Scrape sensor improved - scraping multiple values

danieldotnl · July 27, 2022, 7:24pm

I’m using firefox. You can find it there in the developer tools on the network tab. Open it first, clear everything and then submit the form. Select the post request and check the ‘request’ tab on the right.

swifty · July 27, 2022, 9:46pm

Amazing, thanks so much for the help - that was the tip I needed. I have installed firefox and can see the request data.
I also have the scrape working now - out of interest I used the Firefox dev tools to get the css selector and it gave a totally different one to Chrome… and the firefox one works perfectly with the multiscrape component!

Firefox Gives:
section.activity-blocks__block:nth-child(2) > div:nth-child(1) > div:nth-child(2) > p:nth-child(2)

Whereas Chrome gave:
#flogas-content > div:nth-child(2) > div > div > section:nth-child(2) > div > div.activity-blocks__secondary > p:nth-child(2)

canaru · July 29, 2022, 1:56pm

Anyone know how I can select a sub product with a “select element click” like in this site before scrappe data?
Tks.

sler · August 3, 2022, 1:31pm

I’m trying to scrape time table from Marprom Interaktivni vozni redi

But CSS selector from chrome or firefox doesn’t work, is scrape supporting tables and nth-childs etc?
CSS selector from chrome: table.table:nth-child(9) > tbody:nth-child(2) > tr:nth-child(2) > td:nth-child(2)

brendio · August 4, 2022, 5:25pm

I’ve spent a few days now trying to debug my login config. I found a missing ‘/’, which allowed me to get further along, but now I am getting an error message:

2022-08-05 01:23:09 DEBUG (MainThread) [custom_components.multiscrape.http] VIA Farm - Chameleon Sensors # Error executing POST request to url: https://via.farm/signinwithpassword/.

Error message:

HTTPStatusError("Client error '403 Forbidden' for url 'https://via.farm/signinwithpassword/'\nFor more information check: https://httpstatuses.com/403")
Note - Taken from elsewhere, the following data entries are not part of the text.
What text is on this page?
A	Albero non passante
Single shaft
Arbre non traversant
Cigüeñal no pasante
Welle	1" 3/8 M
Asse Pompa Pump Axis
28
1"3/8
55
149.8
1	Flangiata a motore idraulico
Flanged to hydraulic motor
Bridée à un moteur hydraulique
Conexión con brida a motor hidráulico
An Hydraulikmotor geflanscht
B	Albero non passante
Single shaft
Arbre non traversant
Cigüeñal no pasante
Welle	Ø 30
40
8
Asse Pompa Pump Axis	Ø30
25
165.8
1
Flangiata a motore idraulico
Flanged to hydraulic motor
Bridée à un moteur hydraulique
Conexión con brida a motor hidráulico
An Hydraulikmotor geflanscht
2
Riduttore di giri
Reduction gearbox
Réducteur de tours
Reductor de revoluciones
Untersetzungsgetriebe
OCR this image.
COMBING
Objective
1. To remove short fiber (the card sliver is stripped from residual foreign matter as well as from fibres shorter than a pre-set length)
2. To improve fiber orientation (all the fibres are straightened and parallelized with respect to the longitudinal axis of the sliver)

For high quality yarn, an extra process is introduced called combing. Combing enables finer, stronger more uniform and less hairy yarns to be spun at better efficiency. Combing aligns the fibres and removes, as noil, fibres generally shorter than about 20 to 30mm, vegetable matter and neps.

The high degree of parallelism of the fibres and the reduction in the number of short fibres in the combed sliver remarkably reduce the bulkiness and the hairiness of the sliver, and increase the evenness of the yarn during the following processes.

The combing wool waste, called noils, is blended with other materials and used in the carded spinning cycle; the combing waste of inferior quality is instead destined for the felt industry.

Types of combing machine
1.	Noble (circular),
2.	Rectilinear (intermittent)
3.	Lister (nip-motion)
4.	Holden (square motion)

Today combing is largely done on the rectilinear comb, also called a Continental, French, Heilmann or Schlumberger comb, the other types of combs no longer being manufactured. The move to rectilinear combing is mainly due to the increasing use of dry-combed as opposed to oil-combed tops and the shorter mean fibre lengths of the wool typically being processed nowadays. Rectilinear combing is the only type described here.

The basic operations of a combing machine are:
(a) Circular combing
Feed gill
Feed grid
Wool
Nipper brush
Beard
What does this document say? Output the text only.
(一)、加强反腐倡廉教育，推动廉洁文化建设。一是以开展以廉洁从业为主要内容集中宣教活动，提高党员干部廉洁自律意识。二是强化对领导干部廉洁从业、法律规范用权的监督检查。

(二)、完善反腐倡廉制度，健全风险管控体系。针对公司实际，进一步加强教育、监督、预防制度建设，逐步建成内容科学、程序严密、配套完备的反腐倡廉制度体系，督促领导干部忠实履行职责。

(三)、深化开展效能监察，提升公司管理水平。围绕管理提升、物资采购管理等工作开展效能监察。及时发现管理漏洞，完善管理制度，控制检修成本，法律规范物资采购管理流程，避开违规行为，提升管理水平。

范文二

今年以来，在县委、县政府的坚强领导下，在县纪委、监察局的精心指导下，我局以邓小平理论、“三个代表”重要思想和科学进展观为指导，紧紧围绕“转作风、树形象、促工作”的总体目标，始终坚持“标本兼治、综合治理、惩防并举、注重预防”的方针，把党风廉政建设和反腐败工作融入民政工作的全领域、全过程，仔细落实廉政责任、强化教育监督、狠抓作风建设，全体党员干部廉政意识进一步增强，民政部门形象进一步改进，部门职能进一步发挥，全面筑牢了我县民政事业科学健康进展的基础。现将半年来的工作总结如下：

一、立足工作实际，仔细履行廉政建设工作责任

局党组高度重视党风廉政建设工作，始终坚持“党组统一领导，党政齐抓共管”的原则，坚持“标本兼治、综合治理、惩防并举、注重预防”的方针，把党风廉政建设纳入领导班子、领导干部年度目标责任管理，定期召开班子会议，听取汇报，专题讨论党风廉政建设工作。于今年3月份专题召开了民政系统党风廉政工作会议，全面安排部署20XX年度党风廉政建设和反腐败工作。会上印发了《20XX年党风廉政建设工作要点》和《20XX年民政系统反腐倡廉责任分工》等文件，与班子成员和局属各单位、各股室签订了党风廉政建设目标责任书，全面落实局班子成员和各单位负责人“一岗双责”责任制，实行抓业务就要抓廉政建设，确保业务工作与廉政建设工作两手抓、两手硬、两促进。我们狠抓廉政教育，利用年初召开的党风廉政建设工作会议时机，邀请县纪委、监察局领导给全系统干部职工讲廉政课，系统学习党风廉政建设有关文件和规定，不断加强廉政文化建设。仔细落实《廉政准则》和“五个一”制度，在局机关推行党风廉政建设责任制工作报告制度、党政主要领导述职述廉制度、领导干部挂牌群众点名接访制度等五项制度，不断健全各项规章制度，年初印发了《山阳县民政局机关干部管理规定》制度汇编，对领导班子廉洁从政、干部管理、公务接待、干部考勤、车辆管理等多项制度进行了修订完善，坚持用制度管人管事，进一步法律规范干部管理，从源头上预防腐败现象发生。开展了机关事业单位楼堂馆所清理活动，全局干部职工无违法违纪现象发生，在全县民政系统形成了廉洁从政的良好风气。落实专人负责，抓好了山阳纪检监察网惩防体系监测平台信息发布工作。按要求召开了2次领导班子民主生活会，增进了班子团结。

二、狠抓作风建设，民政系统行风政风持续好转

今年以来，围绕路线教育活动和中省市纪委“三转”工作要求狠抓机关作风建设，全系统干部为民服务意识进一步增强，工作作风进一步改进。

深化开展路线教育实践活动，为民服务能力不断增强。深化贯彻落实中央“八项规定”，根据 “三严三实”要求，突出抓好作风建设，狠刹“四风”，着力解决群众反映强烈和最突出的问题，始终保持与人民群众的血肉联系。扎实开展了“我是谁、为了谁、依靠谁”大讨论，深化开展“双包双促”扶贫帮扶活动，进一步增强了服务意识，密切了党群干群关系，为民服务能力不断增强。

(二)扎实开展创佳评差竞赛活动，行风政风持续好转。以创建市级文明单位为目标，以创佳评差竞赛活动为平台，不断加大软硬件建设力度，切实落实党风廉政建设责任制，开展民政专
The form_submit_response_body.txt includes the following info:

  <p>CSRF verification failed. Request aborted.</p>

  <p>You are seeing this message because this HTTPS site requires a &#39;Referer header&#39; to be sent by your Web browser, but none was sent. This header is required for security reasons, to ensure that your browser is not being hijacked by third parties.</p>
  <p>If you have configured your browser to disable &#39;Referer&#39; headers, please re-enable them, at least for this site, or for HTTPS connections, or for &#39;same-origin&#39; requests.</p>
  <p>If you are using the &lt;meta name=&quot;referrer&quot; content=&quot;no-referrer&quot;&gt; tag or including the &#39;Referrer-Policy: no-referrer&#39; header, please remove them. The CSRF protection requires the &#39;Referer&#39; header to do strict referer checking. If you&#39;re concerned about privacy, use alternatives like &lt;a rel=&quot;noreferrer&quot; ...&gt; for links to third-party sites.</p>

As part of my debugging process (and to set myself another challenge), I attempted the scraping in Python and managed to get it working there (that’s how I debugged the missing trailing ‘/’ in my resource url. So, I know it can be scraped, but it seems to want a referer header, which HA isn’t giving.

Anyone else come across this error?

3raser95 · August 5, 2022, 9:01am

I’m trying to scrape values from a weather service and the precipitation values are separated by a comma in the forecast. I use select_list like this

multiscrape:
  - resource: https://www.foreca.fi/Finland/Raisio/10vrk
    scan_interval: 600
    log_response: true
    sensor:
      - unique_id: foreca_10_day
        name: Foreca 10 day
        select: "#updated p"
        value_template: "{{ value }}"
        attributes:
          - name: "condition"
            select_list: "#tenday .row .day a"
            attribute: "title"
          - name: "datetime"
            select_list: "#tenday .row .day a h5"
          - name: "wind_bearing"
            select_list: "#tenday .row .day a .dayfc .wind .wd img"
            attribute: "title"
          - name: "temperature"
            select_list: "#tenday .row .day a .dayfc p.tx span"
          - name: "templow"
            select_list: "#tenday .row .day a .dayfc p.tn span"
          - name: "wind_speed"
            select_list: "#tenday .row .day a .dayfc .wind .ws em"
          - name: "precipitation"
            select_list: "#tenday .row .day a .dayfc .rain em"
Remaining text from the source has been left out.